Community Television v. Gottfried, 459 U.S. 498 (1983)

Community Television of Southern California v. Gottfried

No. 81-298

Argued October 12, 1982

Decided February 22, 1983*

459 U.S. 498

Syllabus

Section 504 of the Rehabilitation Act of 1973 provides that no otherwise qualified handicapped individual shall, solely by reason of his handicap, be excluded from participation in, be denied the benefits of, or be subjected to discrimination under any program or activity receiving federal financial assistance. Respondent Gottfried (respondent) filed a petition with the Federal Communications Commission (FCC) requesting it to deny renewal of a public television station's license because the station allegedly (1) had failed to discharge its obligation under the Communications Act of 1934 to ascertain the problems, needs, and interests of the deaf and hearing-impaired population within its service area, and (2) had violated § 504. Respondent filed similar objections to the renewal of seven commercial television station licenses. Consolidating all eight proceedings, the FCC held that the licensees' efforts to ascertain the special needs of the community were adequate; that the facts alleged by respondent did not give rise to a substantial and material question whether any of the licensees had abused its discretion in its programming; that § 504 did not apply to the commercial licensees; and that, while the public television station might be governed by § 504, the allegations against that station under § 504 were premature unless and until the agency with authority to enforce compliance determined that the station had violated the Rehabilitation Act. The Court of Appeals affirmed the portion of the FCC's order relating to the commercial stations, but vacated the renewal of the public station's license and remanded for further proceedings. Because the public station, as a recipient of federal financial assistance, was under a duty to comply with § 504, the court, while not holding that the station had violated § 504 or that its programming efforts were less satisfactory than the commercial licensees' efforts, held that, nevertheless, a stricter "public interest" standard should be applied to a licensee covered by § 504 than to a commercial licensee, and that the FCC could not find the service of public stations to be adequate to justify license renewal without at least inquiring into their efforts to meet the programming needs of the hearing impaired.

Page 459 U. S. 499

Held: Section 504 does not require the FCC to review a public television station's license renewal application under a different standard than applies to a commercial licensee's renewal application. Pp. 459 U. S. 508-512.
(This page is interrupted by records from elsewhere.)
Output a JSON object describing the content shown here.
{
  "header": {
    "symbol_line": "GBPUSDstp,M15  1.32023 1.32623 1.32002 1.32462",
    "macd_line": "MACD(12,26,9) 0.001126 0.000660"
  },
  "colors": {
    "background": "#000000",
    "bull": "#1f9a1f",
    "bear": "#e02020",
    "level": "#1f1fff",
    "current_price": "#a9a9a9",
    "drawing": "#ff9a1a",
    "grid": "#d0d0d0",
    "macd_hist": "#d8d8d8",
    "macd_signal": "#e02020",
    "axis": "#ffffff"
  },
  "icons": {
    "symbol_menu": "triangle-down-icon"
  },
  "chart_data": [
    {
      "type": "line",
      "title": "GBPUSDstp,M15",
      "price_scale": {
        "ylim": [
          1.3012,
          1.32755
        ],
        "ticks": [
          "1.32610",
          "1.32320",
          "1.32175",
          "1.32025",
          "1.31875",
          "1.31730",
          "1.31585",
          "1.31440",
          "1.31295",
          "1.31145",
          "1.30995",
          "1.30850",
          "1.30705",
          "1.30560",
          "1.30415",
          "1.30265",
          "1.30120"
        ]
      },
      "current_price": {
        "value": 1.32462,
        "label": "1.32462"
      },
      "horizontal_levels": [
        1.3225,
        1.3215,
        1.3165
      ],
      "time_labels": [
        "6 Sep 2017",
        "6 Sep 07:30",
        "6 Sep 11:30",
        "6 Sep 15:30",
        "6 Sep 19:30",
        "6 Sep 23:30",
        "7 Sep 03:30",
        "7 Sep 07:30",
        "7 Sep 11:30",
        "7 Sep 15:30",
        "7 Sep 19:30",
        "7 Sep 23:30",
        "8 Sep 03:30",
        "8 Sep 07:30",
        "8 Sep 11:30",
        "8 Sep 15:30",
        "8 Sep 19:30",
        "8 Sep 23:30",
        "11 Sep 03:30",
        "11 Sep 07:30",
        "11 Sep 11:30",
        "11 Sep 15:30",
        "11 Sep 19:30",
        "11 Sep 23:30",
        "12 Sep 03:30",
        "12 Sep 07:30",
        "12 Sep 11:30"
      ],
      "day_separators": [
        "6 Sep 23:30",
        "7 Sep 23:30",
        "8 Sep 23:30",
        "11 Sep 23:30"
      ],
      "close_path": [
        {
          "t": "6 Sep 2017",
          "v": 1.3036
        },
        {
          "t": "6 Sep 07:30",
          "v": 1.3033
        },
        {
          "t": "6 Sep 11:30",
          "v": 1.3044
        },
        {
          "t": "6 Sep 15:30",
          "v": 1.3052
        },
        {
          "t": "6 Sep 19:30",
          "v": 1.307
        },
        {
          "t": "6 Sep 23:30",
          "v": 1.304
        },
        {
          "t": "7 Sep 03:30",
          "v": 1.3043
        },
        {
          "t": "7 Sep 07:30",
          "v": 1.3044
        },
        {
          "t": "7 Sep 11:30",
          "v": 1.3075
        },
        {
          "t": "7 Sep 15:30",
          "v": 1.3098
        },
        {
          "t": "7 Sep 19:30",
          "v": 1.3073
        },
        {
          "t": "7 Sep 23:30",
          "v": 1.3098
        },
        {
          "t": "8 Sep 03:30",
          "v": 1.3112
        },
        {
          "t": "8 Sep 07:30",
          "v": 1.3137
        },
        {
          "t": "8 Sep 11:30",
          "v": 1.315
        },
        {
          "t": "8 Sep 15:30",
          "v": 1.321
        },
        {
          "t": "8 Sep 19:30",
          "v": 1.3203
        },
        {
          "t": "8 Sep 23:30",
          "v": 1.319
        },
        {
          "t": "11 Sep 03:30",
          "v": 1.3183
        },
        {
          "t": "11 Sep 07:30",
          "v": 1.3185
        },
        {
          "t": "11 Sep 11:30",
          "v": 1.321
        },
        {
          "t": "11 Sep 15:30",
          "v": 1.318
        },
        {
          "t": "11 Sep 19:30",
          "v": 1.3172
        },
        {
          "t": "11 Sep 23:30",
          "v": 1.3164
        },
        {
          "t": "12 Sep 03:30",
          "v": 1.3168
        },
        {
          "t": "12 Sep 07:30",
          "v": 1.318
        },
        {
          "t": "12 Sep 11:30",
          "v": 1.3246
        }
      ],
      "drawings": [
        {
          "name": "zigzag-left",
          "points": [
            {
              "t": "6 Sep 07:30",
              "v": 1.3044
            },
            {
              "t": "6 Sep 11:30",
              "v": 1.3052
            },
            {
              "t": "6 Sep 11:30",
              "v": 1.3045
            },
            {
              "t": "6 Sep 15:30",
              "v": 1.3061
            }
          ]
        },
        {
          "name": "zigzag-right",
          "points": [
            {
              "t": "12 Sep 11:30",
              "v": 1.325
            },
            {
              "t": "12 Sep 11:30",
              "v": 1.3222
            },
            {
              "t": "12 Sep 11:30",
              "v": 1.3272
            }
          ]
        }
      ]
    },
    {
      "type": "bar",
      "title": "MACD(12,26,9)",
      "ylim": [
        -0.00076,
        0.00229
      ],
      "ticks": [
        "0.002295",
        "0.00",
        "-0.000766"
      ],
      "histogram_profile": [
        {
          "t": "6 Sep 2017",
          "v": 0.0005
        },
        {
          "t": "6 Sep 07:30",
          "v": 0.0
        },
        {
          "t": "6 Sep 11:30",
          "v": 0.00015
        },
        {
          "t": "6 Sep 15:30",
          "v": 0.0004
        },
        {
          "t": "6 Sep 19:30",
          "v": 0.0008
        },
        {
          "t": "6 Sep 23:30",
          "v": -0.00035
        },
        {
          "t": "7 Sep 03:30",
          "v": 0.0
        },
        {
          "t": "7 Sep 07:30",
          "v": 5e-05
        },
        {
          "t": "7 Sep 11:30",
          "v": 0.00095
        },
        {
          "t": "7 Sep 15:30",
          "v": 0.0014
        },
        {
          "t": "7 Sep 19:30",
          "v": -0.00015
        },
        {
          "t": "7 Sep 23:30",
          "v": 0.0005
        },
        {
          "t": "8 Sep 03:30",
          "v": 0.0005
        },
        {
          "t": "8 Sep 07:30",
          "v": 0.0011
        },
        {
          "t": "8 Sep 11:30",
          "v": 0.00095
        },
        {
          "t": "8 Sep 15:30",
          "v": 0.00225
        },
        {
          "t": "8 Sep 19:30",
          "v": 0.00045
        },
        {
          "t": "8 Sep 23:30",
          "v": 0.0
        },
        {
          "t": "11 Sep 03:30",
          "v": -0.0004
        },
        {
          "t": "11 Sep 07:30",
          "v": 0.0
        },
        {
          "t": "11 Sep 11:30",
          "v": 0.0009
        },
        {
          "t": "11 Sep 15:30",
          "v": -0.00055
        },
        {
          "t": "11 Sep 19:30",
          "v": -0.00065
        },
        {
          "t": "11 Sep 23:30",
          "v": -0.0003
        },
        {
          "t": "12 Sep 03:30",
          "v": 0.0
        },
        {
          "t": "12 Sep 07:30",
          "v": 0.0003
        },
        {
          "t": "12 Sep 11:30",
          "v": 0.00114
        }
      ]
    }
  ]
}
(a) Congress did not intend the Rehabilitation Act to impose any special enforcement obligation on the FCC. The FCC is not a funding agency, and has no responsibility for enforcing § 504. Moreover, there is not a word in the Act's legislative history suggesting that the Act was intended to alter the FCC's standard for reviewing the programming decisions of public television licensees. Pp. 459 U. S. 508-510.

(b) The fact that a public television station has a duty to comply with the Rehabilitation Act does not support the conclusion that the FCC must evaluate the station's service to the handicapped community by a more stringent standard than that applicable to commercial stations. P. 459 U. S. 511.

(c) Unless and until a differential standard has been promulgated with respect to public television stations as against commercial stations, the FCC acts within its authority when it declines to impose a greater obligation to provide special programming for the hearing impaired on a public licensee than on a commercial licensee. Pp. 459 U. S. 511-512.

210 U.S.App.D.C. 184, 655 F.2d 297, reversed in part.

STEVENS, J., delivered the opinion of the Court, in which BURGER, C.J., and WHITE, BLACKMUN, POWELL, REHNQUIST, and O'CONNOR, JJ., joined. MARSHALL, J., filed a dissenting opinion, in which BRENNAN, J., joined, post, p. 459 U. S. 513.